Hoy, mientras escribía unas líneas en mi trabajo sobre Democracia Participativa, no he podido más que pensar sobre quien me lee y por qué.
El lector medio español, no puedo opinar sobre el resto de Europa, no pasa de leer los titulares de cualquier artículo, sea relacionado con la política, o de interés científico o social. Es difícil encontrar alguien que lea, no ya el artículo entero sino los primeros o últimos párrafos, y aún más quien se lo haya leído entero.
Cuando escribimos sobre temas complejos, intentamos ser lo más amenos y escuetos posible, lo primero para llegar al público en general; lo segundo para no asustar al posible lector, ya que si el trabajo ocupa más de dos páginas, no pasa del título. Y si por sus características tiene que ser largo, no nos queda otra que separarlo con gráficos, o de lo contrario pasará sin pena ni gloria.

Con mis pequeños artículos sobre economía he conseguido bastante seguimiento, creo que gracias a haber entendido el problema. Esos artículos los redacto con lenguaje llano y ameno, sin apenas tecnicismos.
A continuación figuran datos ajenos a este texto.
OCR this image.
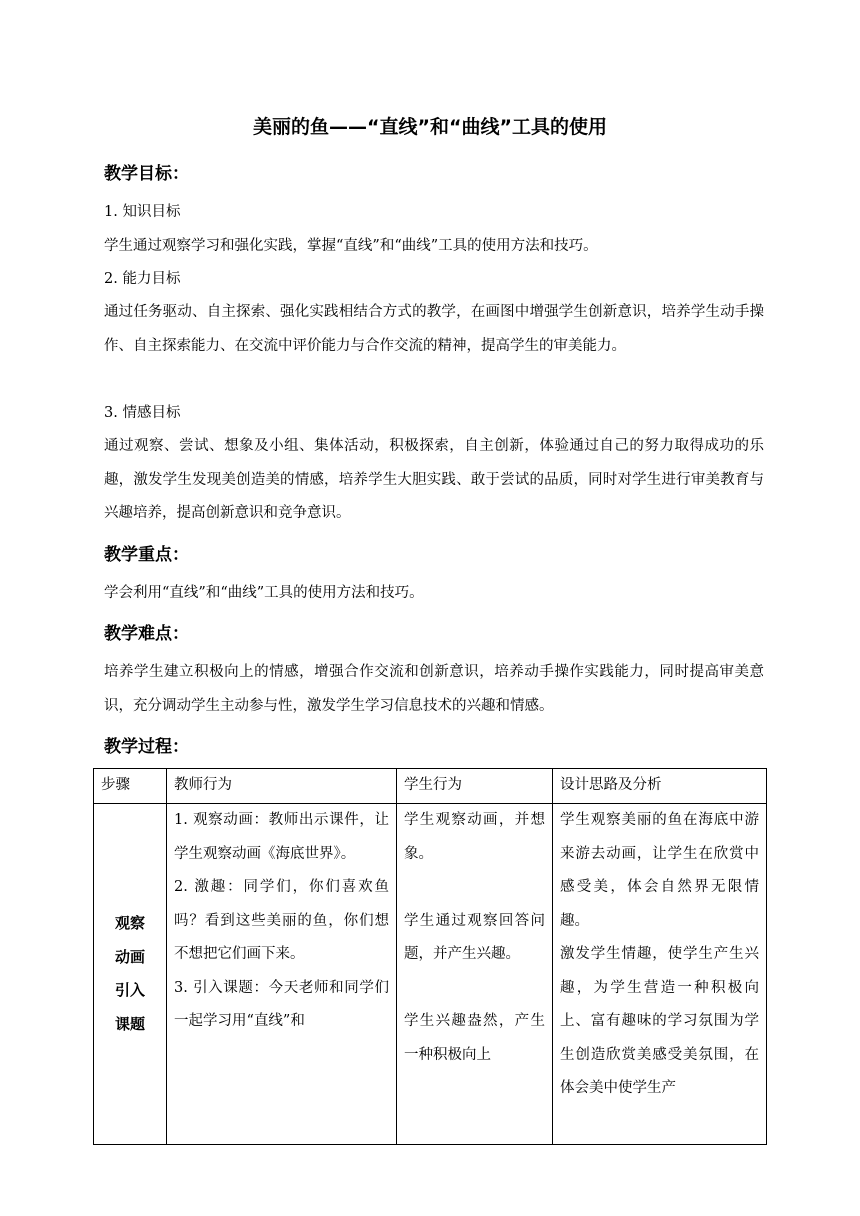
美丽的鱼——“直线”和“曲线”工具的使用
教学目标：

1. 知识目标

学生通过观察学习和强化实践，掌握“直线”和“曲线”工具的使用方法和技巧。

2. 能力目标

通过任务驱动、自主探索、强化实践相结合方式的教学，在画图中增强学生创新意识，培养学生动手操作、自主探索能力、在交流中评价能力与合作交流的精神，提高学生的审美能力。

3. 情感目标

通过观察、尝试、想象及小组、集体活动，积极探索，自主创新，体验通过自己的努力取得成功的乐趣，激发学生发现美创造美的情感，培养学生大胆实践、敢于尝试的品质，同时对学生进行审美教育与兴趣培养，提高创新意识和竞争意识。

教学重点：

学会利用“直线”和“曲线”工具的使用方法和技巧。

教学难点：

培养学生建立积极向上的情感，增强合作交流和创新意识，培养动手操作实践能力，同时提高审美意识，充分调动学生主动参与性，激发学生学习信息技术的兴趣和情感。

教学过程：
步骤	教师行为	学生行为	设计思路及分析

观察
动画
引入
课题	1. 观察动画：教师出示课件，让学生观察动画《海底世界》。
2. 激趣：同学们，你们喜欢鱼吗？看到这些美丽的鱼，你们想不想把它们画下来。
3. 引入课题：今天老师和同学们一起学习用“直线”和	学生观察动画，并想象。
学生通过观察回答问题，并产生兴趣。
学生兴趣盎然，产生一种积极向上	学生观察美丽的鱼在海底中游来游去动画，让学生在欣赏中感受美，体会自然界无限情趣。
激发学生情趣，使学生产生兴趣，为学生营造一种积极向上、富有趣味的学习氛围为学生创造欣赏美感受美氛围，在体会美中使学生产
Quizá haya sido haber estudiado economía sin trabajar como tal, lo que me ha brindado la posibilidad de escribir con el lenguaje llano, de quien entiende de bolsillo y del mercado de legumbres, pero sin entrar en el mundo de la Deuda Subordinada, los Híbridos de Capital, los Activos Subyacentes o los Derivados Financieros. Porque al lector le puedes hablar de deuda o de capital, pero en cuanto entras a lo de subordinada o de híbridos, lo primero que piensa es que no vale la pena seguir porque no lo entenderá; y si por casualidad indaga, descubre que se lo podrían haber explicado de otro modo, y que si no lo han hecho es porque son estúpidos o solo querían tomarle el pelo.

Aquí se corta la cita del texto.